CHAMPAIGN – Illinois seniors Shawn Pruitt and Brian Randle taught the Michigan men’s basketball team a tough lesson last night – the immeasurable value of four years experience in college basketball.

Emily Mayer

In their 75-57 loss to Illinois, the youthful Wolverines couldn’t stop the Fighting Illini duo, which combined for 38 points and 17 rebounds.

Despite the play of the Illinois frontcourt, the latest setback for Michigan (1-4 Big Ten, 5-12 overall) differed from past lopsided road losses against Georgetown and Duke, where losses seemed inevitable.

This one was closer than the final score indicates. A nifty floater in the lane by sophomore DeShawn Sims culminated a seven-point run and tied the game at 43 with 12:35 remaining.

From there, it was all Illinois (1-4, 9-9). The Illini went on a 13-0 streak over the next five-plus minutes, eliminating Michigan’s hope of winning its second-straight Big Ten road game.

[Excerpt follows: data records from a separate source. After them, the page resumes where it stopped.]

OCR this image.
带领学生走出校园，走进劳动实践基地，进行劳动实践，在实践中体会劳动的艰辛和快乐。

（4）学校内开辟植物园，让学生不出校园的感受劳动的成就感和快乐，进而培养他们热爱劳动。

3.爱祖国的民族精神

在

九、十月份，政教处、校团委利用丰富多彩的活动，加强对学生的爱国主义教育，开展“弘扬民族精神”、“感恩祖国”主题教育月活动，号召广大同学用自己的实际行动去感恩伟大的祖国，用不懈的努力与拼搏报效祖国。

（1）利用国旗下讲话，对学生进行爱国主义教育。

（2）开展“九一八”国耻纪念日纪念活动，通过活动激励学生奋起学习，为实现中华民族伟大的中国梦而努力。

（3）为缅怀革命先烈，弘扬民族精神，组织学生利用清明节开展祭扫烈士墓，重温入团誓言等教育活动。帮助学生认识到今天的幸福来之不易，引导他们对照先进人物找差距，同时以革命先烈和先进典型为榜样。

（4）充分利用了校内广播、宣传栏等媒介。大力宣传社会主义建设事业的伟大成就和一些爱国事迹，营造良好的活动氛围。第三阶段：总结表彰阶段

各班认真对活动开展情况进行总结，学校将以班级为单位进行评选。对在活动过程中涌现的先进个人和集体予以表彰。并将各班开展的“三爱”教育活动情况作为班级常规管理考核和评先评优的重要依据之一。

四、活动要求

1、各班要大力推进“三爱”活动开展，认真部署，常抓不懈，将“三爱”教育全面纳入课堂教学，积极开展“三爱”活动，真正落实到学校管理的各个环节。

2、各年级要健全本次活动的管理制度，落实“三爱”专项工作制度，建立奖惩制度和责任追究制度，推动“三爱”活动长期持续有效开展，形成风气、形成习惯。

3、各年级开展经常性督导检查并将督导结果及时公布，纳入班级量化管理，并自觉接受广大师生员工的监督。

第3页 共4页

Michigan coach John Beilein tried everything on defense, but the Wolverines had no answer for Pruitt’s play in the second half. Whether battling man-to-man coverage, double teams, a 1-3-1 zone or even a 2-3, Pruitt found ways to be score.

The senior finished the game with 19 points, including eight of the Illini’s first 12 in the second half.

“We weren’t going to be able to guard him,” Beilein said. “(Sophomore) Ekpe (Udoh) is about 220 pounds and was just having trouble with the leverage he creates.”

On the other end of the spectrum was the play of Michigan’s youth.

Freshman Manny Harris, who said after the game he was limited by a right foot injury, had a career-low five points, committed three turnovers and had no assists. Sims had 13 points but shot just 6-of-15 from the field. And after his first double-double of the season against Northwestern Saturday, Udoh was ineffective, finishing with six points and six rebounds without a field goal.

The Wolverines’ inaccuracy continued. They shot a paltry 35.7 percent from the field, something Beilein has lamented constantly.

“We’re a team that’s going to struggle to score until we improve our shooting,” Beilein said.

The breakdowns on offense started from the game’s outset. The Wolverines’ nasty habit of slow starts struck again as Michigan missed eight of its first nine shots, turned the ball over four times and allowed Illinois to jump out to a 17-5 lead.

The sluggish beginning prompted Beilein to go to his bench.

Sophomore Anthony Wright and senior David Merritt teamed up to dig the Wolverines out of their hole, burying four 3-pointers in as many minutes – a rarity for this team.

Led by the duo’s hot streak from the outside, Michigan countered with its own 14-0 run and took its first lead of the game, 19-17.

But then Randle stabilized the Illini. He answered Michigan’s outburst, scoring on a putback on the ensuing possession. The forward had 15 first-half points, including 10 after Michigan tied the game, giving Illinois a four-point lead at halftime.

It was just another on-the-court lesson for a Michigan team still learning what it takes to beat older, wiser and tougher competition.

“It’s still us trying to find ourselves,” Harris said. “It’s stuff we could have controlled, but we broke down.”